The National Register of Historic Places is the official United States Government list of cultural resources worthy of preservation. Authorized under the National Historic Preservation Act of 1966, the National Register is part of a federal program to coordinate and support public and private efforts to identify, evaluate, and protect our historic and archeological resources. Properties listed on the Register include districts, sites, buildings, structures, and objects that are significant in American history, architecture, archeology, engineering, and culture. The Old Stone House is the town's first and only entry on the Register.

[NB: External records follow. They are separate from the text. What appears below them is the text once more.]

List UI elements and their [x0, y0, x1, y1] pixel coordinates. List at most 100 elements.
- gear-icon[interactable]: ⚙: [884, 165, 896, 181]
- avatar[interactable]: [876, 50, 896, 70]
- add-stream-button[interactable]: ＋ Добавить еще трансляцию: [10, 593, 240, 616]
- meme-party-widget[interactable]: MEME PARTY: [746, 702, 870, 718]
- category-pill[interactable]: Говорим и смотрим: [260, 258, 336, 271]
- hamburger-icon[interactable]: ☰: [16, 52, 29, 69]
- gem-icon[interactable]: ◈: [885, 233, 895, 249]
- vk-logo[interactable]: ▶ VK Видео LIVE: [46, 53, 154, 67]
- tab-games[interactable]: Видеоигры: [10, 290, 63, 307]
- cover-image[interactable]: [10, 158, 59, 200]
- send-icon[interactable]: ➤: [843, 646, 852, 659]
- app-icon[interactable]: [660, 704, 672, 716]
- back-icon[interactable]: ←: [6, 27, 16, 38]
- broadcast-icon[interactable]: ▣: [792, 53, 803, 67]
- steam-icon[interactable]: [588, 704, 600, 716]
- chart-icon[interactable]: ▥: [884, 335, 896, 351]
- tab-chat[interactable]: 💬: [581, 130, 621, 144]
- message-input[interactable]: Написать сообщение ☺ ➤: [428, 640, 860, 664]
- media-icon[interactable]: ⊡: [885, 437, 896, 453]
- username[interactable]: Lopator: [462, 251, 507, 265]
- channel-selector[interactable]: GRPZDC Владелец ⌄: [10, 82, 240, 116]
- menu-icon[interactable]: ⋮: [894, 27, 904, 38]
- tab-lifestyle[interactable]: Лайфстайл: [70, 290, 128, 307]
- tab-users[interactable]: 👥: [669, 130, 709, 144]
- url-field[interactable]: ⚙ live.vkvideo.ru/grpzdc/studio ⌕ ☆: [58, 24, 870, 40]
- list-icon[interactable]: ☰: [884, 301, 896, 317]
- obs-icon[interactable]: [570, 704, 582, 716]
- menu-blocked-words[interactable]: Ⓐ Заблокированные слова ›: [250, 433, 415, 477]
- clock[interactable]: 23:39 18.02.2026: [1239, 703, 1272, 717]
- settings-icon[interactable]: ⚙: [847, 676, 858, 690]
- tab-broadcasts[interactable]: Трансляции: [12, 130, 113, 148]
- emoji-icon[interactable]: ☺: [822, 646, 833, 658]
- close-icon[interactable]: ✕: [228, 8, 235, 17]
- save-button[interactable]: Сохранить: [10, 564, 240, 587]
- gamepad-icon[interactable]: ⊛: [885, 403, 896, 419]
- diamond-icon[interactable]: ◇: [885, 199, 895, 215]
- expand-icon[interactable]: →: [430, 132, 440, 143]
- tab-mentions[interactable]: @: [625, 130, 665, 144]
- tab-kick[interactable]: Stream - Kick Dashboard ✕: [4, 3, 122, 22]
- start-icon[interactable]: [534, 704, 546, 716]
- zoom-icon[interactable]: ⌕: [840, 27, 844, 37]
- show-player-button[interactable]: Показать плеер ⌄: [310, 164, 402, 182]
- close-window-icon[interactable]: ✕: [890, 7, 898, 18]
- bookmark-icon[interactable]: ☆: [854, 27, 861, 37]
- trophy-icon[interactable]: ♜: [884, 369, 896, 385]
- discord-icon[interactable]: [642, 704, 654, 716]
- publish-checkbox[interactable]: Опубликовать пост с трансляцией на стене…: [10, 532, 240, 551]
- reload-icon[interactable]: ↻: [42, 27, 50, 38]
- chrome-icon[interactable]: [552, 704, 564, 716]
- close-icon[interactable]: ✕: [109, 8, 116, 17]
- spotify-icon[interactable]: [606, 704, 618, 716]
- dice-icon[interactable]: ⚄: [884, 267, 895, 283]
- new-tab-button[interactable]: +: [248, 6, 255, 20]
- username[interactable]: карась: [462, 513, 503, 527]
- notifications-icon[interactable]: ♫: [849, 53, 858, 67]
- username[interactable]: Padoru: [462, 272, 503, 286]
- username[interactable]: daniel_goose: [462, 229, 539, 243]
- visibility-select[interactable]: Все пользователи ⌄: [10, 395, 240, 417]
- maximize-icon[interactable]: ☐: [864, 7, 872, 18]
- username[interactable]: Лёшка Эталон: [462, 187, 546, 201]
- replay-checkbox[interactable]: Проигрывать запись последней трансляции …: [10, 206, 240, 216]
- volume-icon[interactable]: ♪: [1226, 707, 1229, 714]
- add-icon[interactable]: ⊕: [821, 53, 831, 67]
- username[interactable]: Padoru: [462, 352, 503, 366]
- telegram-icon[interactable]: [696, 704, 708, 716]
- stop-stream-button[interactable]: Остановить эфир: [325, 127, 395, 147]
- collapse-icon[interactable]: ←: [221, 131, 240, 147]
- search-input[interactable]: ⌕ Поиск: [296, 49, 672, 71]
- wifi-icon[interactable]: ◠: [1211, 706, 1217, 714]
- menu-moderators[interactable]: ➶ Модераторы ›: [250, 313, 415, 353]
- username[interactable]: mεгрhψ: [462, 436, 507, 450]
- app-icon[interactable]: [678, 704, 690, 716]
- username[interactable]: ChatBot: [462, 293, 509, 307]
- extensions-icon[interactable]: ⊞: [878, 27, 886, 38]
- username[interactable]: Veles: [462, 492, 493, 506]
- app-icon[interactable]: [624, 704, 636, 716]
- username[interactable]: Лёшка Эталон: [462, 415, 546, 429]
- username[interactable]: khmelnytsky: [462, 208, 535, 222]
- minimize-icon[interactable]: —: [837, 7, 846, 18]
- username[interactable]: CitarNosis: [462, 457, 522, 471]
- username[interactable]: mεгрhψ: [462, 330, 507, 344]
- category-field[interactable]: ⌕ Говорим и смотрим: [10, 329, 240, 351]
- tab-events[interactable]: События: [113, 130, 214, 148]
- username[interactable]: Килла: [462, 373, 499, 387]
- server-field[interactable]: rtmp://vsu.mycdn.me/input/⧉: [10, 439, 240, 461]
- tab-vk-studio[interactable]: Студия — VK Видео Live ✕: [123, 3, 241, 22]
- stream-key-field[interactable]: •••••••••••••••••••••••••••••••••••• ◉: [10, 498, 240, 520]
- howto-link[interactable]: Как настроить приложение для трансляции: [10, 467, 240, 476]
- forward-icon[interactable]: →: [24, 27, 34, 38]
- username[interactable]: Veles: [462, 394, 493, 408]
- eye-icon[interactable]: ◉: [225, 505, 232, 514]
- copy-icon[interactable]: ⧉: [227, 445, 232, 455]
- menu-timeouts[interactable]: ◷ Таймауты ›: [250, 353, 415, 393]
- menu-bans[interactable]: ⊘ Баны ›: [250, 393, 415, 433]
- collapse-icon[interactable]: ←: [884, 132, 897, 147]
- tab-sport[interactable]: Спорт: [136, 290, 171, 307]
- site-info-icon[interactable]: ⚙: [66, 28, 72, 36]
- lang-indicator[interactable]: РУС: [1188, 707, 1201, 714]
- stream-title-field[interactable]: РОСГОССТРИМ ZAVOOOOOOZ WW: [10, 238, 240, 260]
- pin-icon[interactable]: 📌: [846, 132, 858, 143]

"I have examined these artifacts, finding them to be authentic and persuasive in proving Mudcat Falls to be an important stop-over point along the river for troops of both the Union and Confederacy" reported Killarney Killkarp, Professor of History at Pistol Creek State University. Barely suppressing a smirk, he added. "Of course, it appears quite clear, though, that the primary commerce of the town during the war was 'Horizontal Recreation,' meaning many of the delicate doves of Mudcat Falls were likely to have been quite soiled by the time the surrender at Appomatox brought a different kind of peace to the war-torn nation in 1865. This discovery would also explain the great diversity of ethnicity manifest in that area's population."

"I will admit that at first most of us girls were quite upset to learn that not all of the women of the war were as honorable and worthy a role model as Scarlett O'Hara. It really seemed to put a crimp in our plans for historical seminars, workshops, decor decisions and recreating costumes of the period for our hostesses," said Goulash. "But when I told my husband, Darrell, about what we found in the basement, he seemed to have a renewed interest in me and my activities outside the home, instead of just parking himself in the La-Z-Boy to watch NASCAR all weekend long. Suddenly, we at the Society have quite an energetic crew of 'Hubby Helpers,' as we call them, working their little hearts out to get the Old Stone House ready to open to visitors. Attendance at our regular monthly meetings is also up and the discussion is much more lively than ever before."

The Mudcat Falls Woman's Auxiliary Historical Society meets the second Thursday of every month. Next month's meeting will be moved from Madeleine Goulash's living room to the Calabash-Hoover High School Gymnasium.